ABSTRACT

In Harold Pinter’s Ashes to Ashes, Rebecca, hearing the wail of a police siren breaking the silence of a summer evening, declares that the sound leaves her “terribly upset…terribly insecure” (29-31). Her reaction will hardly surprise those familiar with the authoritarian police states Pinter dramatizes in the overtly political plays he has written since the mid-1980s: One for the Road, Mountain Language, Party Time, and The New World Order. In these works, such criminal acts as rape, murder, and torture are carried out by those entrusted to safeguard “law and order”; indeed, are carried out in the very name of the law.
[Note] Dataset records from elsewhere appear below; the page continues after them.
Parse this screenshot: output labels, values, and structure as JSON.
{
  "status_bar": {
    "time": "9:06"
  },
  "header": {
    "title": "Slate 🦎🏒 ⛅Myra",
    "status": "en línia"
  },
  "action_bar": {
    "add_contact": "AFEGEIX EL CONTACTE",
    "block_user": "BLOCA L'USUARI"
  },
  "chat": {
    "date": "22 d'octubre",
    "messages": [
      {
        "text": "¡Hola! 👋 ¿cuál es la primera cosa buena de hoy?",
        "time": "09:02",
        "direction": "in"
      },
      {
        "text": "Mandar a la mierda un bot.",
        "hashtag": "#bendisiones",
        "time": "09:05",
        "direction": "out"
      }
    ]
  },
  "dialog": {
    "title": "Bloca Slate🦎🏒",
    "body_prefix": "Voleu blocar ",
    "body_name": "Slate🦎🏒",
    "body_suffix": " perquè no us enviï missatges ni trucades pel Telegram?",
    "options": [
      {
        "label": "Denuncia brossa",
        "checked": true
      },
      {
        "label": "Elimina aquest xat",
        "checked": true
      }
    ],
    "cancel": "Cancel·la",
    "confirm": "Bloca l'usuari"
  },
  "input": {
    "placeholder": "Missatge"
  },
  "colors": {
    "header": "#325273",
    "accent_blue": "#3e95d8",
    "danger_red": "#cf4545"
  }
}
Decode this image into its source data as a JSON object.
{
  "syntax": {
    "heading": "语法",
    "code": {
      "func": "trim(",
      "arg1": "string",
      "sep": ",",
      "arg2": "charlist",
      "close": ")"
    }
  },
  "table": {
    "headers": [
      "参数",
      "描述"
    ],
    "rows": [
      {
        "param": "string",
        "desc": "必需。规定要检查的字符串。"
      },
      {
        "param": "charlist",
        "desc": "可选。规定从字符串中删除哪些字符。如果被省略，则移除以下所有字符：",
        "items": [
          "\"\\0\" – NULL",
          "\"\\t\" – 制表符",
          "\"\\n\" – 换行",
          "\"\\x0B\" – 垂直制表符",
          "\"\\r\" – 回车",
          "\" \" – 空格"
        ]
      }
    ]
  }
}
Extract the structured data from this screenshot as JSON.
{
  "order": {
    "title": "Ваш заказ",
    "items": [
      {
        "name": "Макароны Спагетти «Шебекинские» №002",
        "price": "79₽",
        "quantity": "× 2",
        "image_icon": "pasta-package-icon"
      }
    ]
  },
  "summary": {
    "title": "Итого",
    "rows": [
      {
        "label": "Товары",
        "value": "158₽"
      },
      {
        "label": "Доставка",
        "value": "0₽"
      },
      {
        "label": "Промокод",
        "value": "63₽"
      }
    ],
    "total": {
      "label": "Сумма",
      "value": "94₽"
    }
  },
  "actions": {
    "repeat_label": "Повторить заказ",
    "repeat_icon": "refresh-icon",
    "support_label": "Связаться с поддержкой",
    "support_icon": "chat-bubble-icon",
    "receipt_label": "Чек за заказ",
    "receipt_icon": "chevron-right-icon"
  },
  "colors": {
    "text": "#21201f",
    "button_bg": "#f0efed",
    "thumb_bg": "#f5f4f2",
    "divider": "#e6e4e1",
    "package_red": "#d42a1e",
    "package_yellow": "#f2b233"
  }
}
The siren provoking Rebecca’s anxiety, however, does not approach her, heralding imminent arrest and the kind of horrific sexual brutality to which the police subject Gila in One for the Road; rather, it recedes in the distance: “It just hit me so hard. You see…as the siren faded away in my ears I knew it was becoming louder and louder for somebody else” (29). What makes this moment so disturbing is the palpable loss Rebecca feels, as if her subjectivity were dissolving within the siren’s diminishing echo: “I hate it fading away. I hate it echoing away. I hate it leaving me. I hate losing it. I hate somebody else possessing it. I want it to be mine, all the time. It’s such a beautiful sound” (31). Rebecca’s (presumed) husband, Devlin, offers her the chilling consolation that “there’ll always be another one. There is one on its way to you now. Believe me. You’ll hear it again soon. Any minute…. So you can take comfort from that, at least. Can’t you? You’ll never be lonely again. You’ll never be without a police siren” (31-33).